Cyprian pointed at the other, the donkey-eared one, with his knife, “You look stupid and probably have always looked stupid. An absolute moron who thinks he found a place for himself. I’m going to do something entirely awful to you; and honestly, he’s just going to watch.” The Red Witch man understood; and he registered this. Here he was after his blackening, the most horrible of men and with the face of a night goblin; and there was still laughing. It was wearing on him.
Cyprian rushed the donkey-eared Red Witch, firing as he charged. The two of them dueled fiercely, sizzling lightning exploding like fireworks, though Cyprian was not slowed in his advance. Blocking and parrying, ultimately devolving into close-in combat, the Red Witch was hopelessly outclassed and came to panic. His red eyes swelled when he saw Cyprian’s blade shoved deep into his now useless carbine forearm as he found he couldn’t clench his fingers. Then Cyprian drove the white-hot barrel of his carbine like a spear into the Red Witch’s stomach and ripped out a gooey mass. It was his intestines…Cyprian was gripping the man’s intestines and disemboweling him where he stood, ripping them out like a ribbon as he stepped back. The Red Witch glanced pleadingly to his motionless comrade, then dropped weakly to his knees and fell. His eyes were lingering on the parts of him when he went still.
Cyprian looked then at the remaining man who’d sought to execute him, the one who now held out his armored hands in surrender and who wore a cancerous fear in his red eyes. Cyprian was walking forward, like he wasn’t planning to honor the deal he’d suggested. The look of him was bloody mess and black char with fierce exhiliration, in every way the avenging fury the Red Witch people tried to be. He stood threateningly staring up into the Red Witch’s dark face, then at last smiled.
“Go tell your friends.”
26 CLASH OF THE FLEETS PART 2
Thessany
“Talk to me, Cobweb! What are you seeing out there?” Thessany leaned over Cobweb, uncomfortably close and impatient.
The sensors officer pushed him back gently, “Nothing advancing to the arsenal ship that looks coordinated. I don’t see any patterns at all yet. Slade Watch is being engaged by Alson rammers now; but we outnumber them three to one there.”
“Okay.” He looked around himself idly, thinking. “Okay.”
An acoustic cannonade was firing blurry hypersonic pulses into the smoking sky to burn droptroopers alive inside their ballistic spheres, like it was a turkey shoot and almost
mechanical. The underbellies of the high altitude dirigibles were barely visible, but dotted the clouds in a manner not seen since the Rupture. Thessany only nodded, waiting on Peri’s move. He glanced at Tubs briefly to see him still hard at work combating Peri’s hackers with no victory as yet, then back to Cobweb.

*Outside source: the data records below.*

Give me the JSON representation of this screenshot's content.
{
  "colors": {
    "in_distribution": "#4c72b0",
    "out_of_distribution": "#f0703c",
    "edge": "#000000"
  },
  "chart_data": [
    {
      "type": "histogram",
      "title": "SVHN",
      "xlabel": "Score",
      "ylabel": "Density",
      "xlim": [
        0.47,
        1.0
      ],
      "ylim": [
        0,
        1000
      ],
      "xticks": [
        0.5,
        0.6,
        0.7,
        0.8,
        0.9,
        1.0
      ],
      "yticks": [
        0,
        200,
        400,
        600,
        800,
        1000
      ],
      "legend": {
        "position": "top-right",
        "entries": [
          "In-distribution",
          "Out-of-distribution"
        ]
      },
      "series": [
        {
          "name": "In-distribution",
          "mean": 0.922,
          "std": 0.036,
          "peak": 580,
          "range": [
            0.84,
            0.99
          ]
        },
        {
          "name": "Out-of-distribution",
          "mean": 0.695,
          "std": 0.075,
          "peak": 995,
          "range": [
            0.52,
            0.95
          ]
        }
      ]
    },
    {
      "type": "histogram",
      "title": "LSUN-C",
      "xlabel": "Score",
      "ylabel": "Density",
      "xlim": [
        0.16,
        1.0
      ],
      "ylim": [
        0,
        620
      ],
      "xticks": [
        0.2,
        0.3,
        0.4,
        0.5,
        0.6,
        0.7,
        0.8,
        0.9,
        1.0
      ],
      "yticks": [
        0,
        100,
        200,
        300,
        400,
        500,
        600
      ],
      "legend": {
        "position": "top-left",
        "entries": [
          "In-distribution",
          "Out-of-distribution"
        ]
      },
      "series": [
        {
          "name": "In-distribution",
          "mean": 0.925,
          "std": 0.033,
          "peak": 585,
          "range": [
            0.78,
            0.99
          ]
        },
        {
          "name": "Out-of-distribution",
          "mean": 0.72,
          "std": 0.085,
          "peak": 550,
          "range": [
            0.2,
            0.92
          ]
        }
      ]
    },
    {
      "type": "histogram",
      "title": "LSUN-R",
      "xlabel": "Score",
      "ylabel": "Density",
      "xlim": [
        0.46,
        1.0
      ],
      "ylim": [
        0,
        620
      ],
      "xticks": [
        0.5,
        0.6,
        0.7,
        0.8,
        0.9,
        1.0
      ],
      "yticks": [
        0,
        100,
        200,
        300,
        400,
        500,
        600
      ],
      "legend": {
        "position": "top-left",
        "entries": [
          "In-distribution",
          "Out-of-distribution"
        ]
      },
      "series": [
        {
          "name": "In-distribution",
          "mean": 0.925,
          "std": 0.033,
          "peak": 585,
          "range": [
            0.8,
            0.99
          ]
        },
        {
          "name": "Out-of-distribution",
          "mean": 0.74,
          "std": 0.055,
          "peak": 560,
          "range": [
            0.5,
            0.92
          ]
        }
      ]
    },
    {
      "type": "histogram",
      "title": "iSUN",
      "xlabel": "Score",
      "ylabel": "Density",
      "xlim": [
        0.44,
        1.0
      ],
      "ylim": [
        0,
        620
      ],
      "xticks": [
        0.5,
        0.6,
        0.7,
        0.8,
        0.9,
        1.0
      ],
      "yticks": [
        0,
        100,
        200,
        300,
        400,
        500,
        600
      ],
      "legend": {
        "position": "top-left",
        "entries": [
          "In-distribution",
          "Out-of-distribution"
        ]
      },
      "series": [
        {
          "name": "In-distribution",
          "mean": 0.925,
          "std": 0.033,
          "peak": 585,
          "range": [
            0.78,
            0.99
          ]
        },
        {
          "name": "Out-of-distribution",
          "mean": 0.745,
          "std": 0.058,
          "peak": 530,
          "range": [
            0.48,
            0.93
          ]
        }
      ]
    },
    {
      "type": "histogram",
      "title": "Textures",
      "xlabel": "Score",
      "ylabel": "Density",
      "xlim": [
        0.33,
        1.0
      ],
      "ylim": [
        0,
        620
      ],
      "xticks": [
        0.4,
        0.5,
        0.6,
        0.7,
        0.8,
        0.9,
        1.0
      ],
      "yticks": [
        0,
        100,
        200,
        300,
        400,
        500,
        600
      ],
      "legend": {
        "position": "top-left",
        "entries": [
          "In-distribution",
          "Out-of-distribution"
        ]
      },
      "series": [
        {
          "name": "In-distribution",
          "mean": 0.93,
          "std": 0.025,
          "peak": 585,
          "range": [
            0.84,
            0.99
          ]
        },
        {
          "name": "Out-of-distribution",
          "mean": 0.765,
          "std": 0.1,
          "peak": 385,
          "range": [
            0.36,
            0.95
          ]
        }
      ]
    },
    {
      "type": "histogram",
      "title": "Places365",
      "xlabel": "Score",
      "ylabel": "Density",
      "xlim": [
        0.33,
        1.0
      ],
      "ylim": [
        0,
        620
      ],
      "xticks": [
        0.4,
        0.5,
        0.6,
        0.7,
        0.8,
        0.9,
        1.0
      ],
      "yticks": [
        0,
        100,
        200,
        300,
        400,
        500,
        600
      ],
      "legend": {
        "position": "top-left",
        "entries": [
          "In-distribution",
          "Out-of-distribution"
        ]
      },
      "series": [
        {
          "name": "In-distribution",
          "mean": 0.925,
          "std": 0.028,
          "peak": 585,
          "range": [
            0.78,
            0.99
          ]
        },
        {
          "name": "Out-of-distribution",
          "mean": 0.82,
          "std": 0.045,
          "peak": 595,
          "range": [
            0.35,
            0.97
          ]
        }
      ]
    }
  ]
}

“What about Spenecia’s fleet - have we heard from those guys? Which freaking side are they on?”
When Cobweb shrugged, the second sensors officer spoke up, “They’re condemning both sides, staying neutral. Warning us off their sovereign territory.”
“Remind me of that later.” Then as if strolling, Thessany stepped up to stand beside Tubs, again uncomfortably close. “I’m gonna need you to add a second command screen to that console…need to be able to work it from two sides.”